Opinião

O déficit de Obama

Editorial do Estadão
As primeiras pesquisas sobre as reações dos americanos ao discurso do presidente Barack Obama sobre o Estado da União, na quarta-feira, confirmaram que a grande maioria dos seus concidadãos o aprecia muito mais como orador do que como condutor. A confiança na sua capacidade de fazer não só fica aquém do reconhecimento da sua aptidão para falar, como já nem é a mesma de um ano atrás. Em fevereiro passado, 87% estavam otimistas em relação ao presidente empossado no mês anterior. Agora, são 68% - um índice ainda alto, evidentemente, mas em trajetória de queda. Não são poucos os seus eleitores que acham que Obama perdeu de vista as vicissitudes do americano comum, com o desemprego na marca de 10%, acima das suas previsões iniciais, e a execução das hipotecas de muitos milhares de mutuários inadimplentes, vítimas do conto da casa própria impingido por Wall Street.

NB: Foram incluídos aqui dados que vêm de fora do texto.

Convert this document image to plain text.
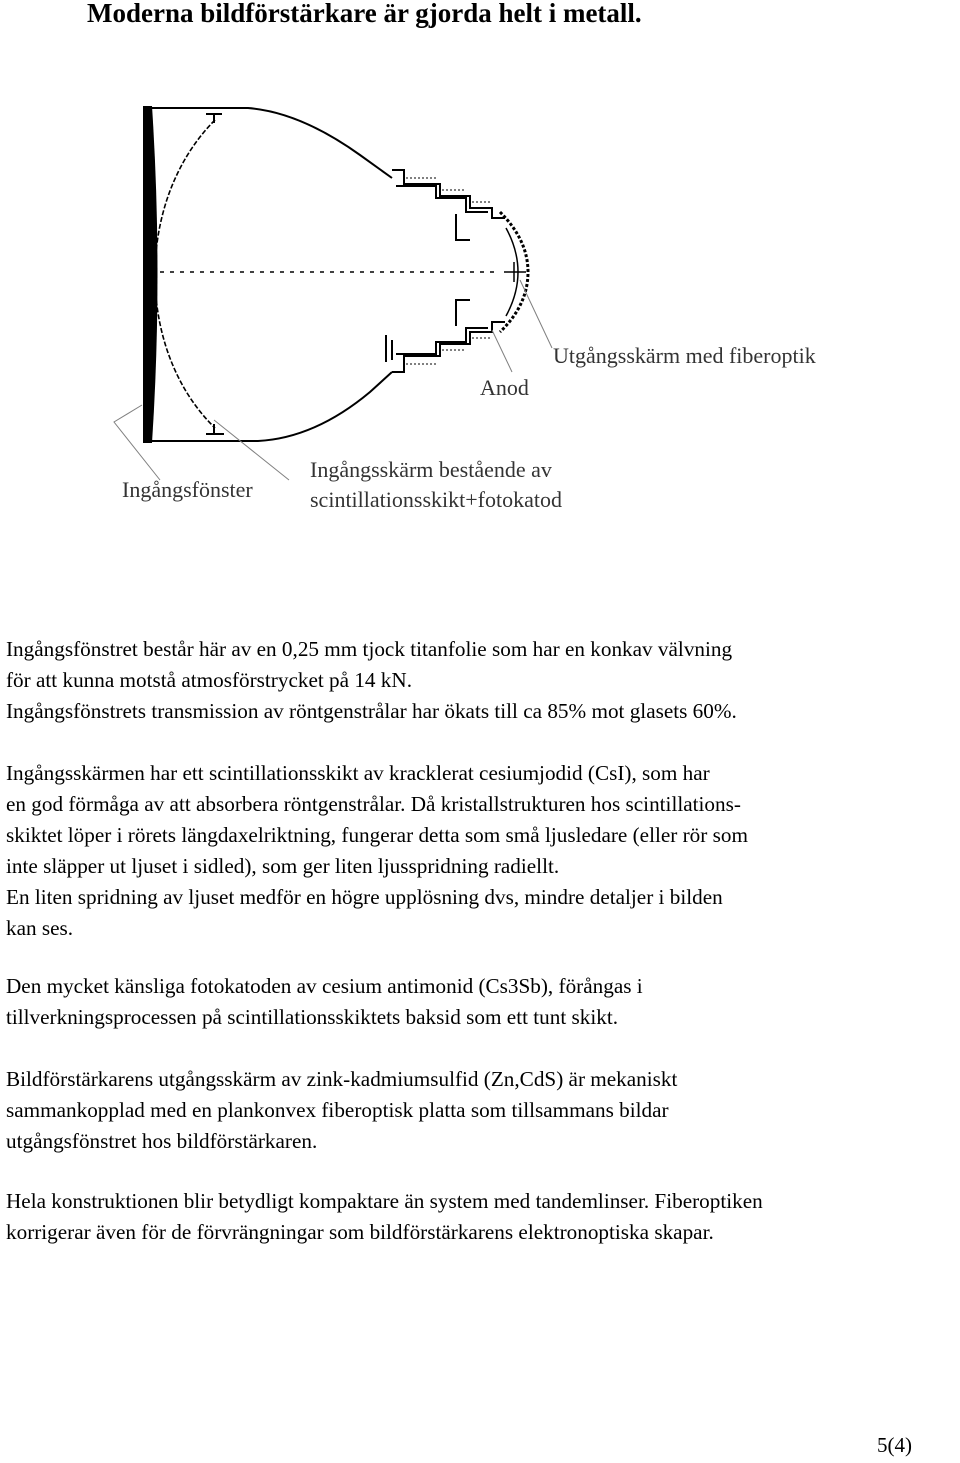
Moderna bildförstärkare är gjorda helt i metall.
Utgångsskärm med fiberoptik
Anod
Ingångsfönster
Ingångsskärm bestående av
scintillationsskikt+fotokatod
Ingångsfönstret består här av en 0,25 mm tjock titanfolie som har en konkav välvning
för att kunna motstå atmosförstrycket på 14 kN.
Ingångsfönstrets transmission av röntgenstrålar har ökats till ca 85% mot glasets 60%.
Ingångsskärmen har ett scintillationsskikt av kracklerat cesiumjodid (CsI), som har
en god förmåga av att absorbera röntgenstrålar. Då kristallstrukturen hos scintillations-
skiktet löper i rörets längdaxelriktning, fungerar detta som små ljusledare (eller rör som
inte släpper ut ljuset i sidled), som ger liten ljusspridning radiellt.
En liten spridning av ljuset medför en högre upplösning dvs, mindre detaljer i bilden
kan ses.
Den mycket känsliga fotokatoden av cesium antimonid (Cs3Sb), förångas i
tillverkningsprocessen på scintillationsskiktets baksid som ett tunt skikt.
Bildförstärkarens utgångsskärm av zink-kadmiumsulfid (Zn,CdS) är mekaniskt
sammankopplad med en plankonvex fiberoptisk platta som tillsammans bildar
utgångsfönstret hos bildförstärkaren.
Hela konstruktionen blir betydligt kompaktare än system med tandemlinser. Fiberoptiken
korrigerar även för de förvrängningar som bildförstärkarens elektronoptiska skapar.
5(4)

A ficha caiu no Salão Oval. No discurso perante o Congresso, o presidente, que passou um ano obcecado com o plano de reforma do sistema de saúde - mas deixando que os diferentes projetos da Câmara e no Senado fossem ambos capturados pelos interesses do setor de seguros e da indústria farmacêutica -, anunciou que "o nosso foco número um em 2010 tem de ser empregos". Ainda assim exortou os políticos para que não desistam da reforma, "não agora, quando estamos tão perto de terminar o trabalho". O apelo foi uma das tantas passagens da alocução em que assegurou que insistirá na sua ambiciosa agenda legislativa. Nada de errado com as mudanças prometidas, disse, em outras palavras. Ele é que não teria sabido explicá-las. É mais complicado do que isso. Até porque, no ano passado, Obama recorreu ao seu formidável domínio do verbo em mais de 400 discursos e uma centena de entrevistas.

Não foi, portanto, por dizer o que não devia que ele entrou em crise de credibilidade. Tampouco foi pela percepção popular da distância entre as luminosas promessas do candidato e os efetivos meios ao alcance do presidente para cumpri-las, em um sistema institucional no qual o Legislativo prevalece sobre o Executivo. A decepção veio do contraste entre as juras de Obama de que faria de Washington um lugar diferente e a constatação de que os interesses de sempre continuam dando as cartas no seu governo. No Estado da União, ele se mostrou compreensivo com as críticas às multimiliardárias operações de resgate da banca - "tão populares como um tratamento de canal", brincou. Seriam menos impopulares se Obama não tivesse chamado as proverbiais raposas para tomar conta do galinheiro, formando uma equipe econômica com os mesmos gurus da desregulamentação de Wall Street - a raiz do colapso financeiro que soterrou a economia.

Com monumental cinismo, dado o seu parentesco próximo com os gatos gordos da banca, os republicanos encontraram nisso a chance de recobrar a voz perdida com a falência moral e política do bushismo. Enquanto Obama ainda lhes estendia a mão, convidando-os a "atravessar o corredor" que os separa das bancadas democratas no Capitólio para chegar a um consenso sobre a reforma da saúde, eles desencadeavam viciosas campanhas de calúnias e de terrorismo político que não se imaginava que ousassem fazer tão já contra um presidente com o perfil e a aura de Obama. Embora tivesse praticamente caído de paraquedas na Casa Branca, custa crer que ele subestimasse a profundidade da polarização política em seu país, que tornou possíveis aquelas campanhas - e, de quebra, ajudou a eleger um republicano para a vaga do progressista senador Ted Kennedy.